Personal information
- Full name: José Iborra Blanco
- Date of birth: 12 June 1908
- Place of birth: Barcelona, Spain
- Date of death: 17 September 2002 (aged 94)
- Position: Goalkeeper

Senior career*
- Years: Team / Apps / (Gls)
- ?: Lleida
- ?: Girona
- 1935–37: Barcelona / 16
- 1938–43: Real Club España
- 1944–48: Puebla / 210

= José Iborra =

Spanish footballer (1908–2002)

José Iborra Blanco (12 June 1908 – 17 September 2002) was a Spanish football player. He played for FC Barcelona in 1935-36, Due to the Spanish revolution of 1936 he among others fled the country to Mexico. In 1938 he arrive in Mexico and quickly signed with Mexican club Real Club España which was mostly Spanish players.

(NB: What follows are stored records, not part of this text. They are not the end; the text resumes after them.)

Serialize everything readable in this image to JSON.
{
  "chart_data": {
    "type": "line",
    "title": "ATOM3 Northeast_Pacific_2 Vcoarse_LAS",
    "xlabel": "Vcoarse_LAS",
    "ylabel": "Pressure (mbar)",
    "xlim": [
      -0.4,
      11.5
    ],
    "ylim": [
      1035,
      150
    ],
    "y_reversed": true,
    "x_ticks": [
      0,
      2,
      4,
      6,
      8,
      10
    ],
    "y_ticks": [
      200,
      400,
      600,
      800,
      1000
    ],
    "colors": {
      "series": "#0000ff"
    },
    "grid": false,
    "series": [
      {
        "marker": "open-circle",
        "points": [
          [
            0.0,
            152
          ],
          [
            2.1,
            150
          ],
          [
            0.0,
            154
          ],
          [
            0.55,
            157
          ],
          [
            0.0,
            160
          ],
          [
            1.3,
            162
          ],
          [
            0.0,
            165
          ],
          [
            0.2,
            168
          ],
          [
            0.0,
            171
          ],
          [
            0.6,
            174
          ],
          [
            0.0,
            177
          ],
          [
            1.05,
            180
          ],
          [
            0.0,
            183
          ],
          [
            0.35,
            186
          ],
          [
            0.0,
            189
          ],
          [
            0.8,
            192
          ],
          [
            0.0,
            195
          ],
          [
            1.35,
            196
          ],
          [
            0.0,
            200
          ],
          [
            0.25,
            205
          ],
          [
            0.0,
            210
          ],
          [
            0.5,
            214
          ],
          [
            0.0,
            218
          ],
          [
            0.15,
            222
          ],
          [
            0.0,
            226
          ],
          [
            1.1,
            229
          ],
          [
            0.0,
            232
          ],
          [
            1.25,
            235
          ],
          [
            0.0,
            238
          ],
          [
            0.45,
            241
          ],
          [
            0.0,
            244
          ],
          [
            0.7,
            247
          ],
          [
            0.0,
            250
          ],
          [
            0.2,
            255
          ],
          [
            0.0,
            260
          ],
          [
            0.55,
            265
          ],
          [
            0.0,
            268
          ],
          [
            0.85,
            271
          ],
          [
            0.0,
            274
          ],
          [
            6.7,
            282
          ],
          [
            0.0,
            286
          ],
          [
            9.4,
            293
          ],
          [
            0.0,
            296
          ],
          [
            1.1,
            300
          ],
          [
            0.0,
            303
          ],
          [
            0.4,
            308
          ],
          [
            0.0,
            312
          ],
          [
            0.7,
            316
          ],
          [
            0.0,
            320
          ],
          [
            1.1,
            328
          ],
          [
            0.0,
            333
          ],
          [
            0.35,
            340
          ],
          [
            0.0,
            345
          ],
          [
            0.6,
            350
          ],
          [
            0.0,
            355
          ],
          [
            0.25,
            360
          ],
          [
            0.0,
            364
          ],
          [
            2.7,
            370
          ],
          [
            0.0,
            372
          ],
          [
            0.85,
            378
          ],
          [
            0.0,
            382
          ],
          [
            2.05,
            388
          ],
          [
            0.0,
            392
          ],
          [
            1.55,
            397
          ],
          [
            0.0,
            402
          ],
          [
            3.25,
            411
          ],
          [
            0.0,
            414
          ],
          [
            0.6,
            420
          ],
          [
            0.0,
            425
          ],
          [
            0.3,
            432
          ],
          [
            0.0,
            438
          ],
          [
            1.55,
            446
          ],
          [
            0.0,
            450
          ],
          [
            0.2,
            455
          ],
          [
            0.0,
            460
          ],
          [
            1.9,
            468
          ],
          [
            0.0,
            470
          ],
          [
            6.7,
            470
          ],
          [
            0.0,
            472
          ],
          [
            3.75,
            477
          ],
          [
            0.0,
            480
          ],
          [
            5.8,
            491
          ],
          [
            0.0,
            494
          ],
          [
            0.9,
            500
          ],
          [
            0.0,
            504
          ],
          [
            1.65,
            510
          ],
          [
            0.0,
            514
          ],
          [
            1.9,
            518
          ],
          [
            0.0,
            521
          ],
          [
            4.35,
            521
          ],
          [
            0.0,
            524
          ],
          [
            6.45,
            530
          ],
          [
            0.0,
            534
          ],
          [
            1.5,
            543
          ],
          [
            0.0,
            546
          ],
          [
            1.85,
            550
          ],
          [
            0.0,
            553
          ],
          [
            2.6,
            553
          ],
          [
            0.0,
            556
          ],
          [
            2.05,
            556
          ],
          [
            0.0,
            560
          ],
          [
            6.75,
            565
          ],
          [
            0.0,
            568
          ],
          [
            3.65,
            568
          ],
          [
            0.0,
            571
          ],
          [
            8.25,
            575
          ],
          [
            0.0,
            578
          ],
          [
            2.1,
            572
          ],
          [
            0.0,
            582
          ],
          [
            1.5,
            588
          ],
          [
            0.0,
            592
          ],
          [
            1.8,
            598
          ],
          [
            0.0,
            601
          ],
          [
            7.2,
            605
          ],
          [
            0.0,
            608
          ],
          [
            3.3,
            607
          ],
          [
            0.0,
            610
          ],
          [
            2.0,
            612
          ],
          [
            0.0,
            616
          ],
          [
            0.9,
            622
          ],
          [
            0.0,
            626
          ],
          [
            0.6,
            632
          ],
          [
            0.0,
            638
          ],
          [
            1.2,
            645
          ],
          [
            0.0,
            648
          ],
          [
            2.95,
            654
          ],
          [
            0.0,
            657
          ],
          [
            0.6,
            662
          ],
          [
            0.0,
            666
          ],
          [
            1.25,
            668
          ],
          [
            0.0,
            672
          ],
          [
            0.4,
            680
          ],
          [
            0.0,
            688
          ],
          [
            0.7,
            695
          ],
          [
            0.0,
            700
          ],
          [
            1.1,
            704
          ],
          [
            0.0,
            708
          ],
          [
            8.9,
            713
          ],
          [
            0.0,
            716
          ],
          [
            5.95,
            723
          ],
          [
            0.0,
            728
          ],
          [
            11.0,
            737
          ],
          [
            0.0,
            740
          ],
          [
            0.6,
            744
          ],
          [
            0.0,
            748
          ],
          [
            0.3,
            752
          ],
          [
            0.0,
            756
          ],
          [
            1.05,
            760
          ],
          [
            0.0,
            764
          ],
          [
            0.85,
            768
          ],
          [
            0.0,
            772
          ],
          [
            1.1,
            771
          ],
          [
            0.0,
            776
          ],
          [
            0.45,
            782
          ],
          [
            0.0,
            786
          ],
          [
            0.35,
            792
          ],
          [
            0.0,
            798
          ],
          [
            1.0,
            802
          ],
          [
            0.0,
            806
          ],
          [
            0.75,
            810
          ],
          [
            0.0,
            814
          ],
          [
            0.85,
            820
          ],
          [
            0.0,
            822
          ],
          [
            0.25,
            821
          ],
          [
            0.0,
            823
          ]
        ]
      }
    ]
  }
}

In 1943 he was contacted by Joaquín Díaz Loredo and Alfonso Sobero owners of the newly formed club Puebla. He would help Puebla win their first tournament in 1945 winning the Copa Mexico. He would go on to play for 4 years with Puebla playing over 200 games. He died on September 17, 2002, at the age of 94. At the time of his death he was the last living Spanish player who had fled the 1936 Spanish revolution.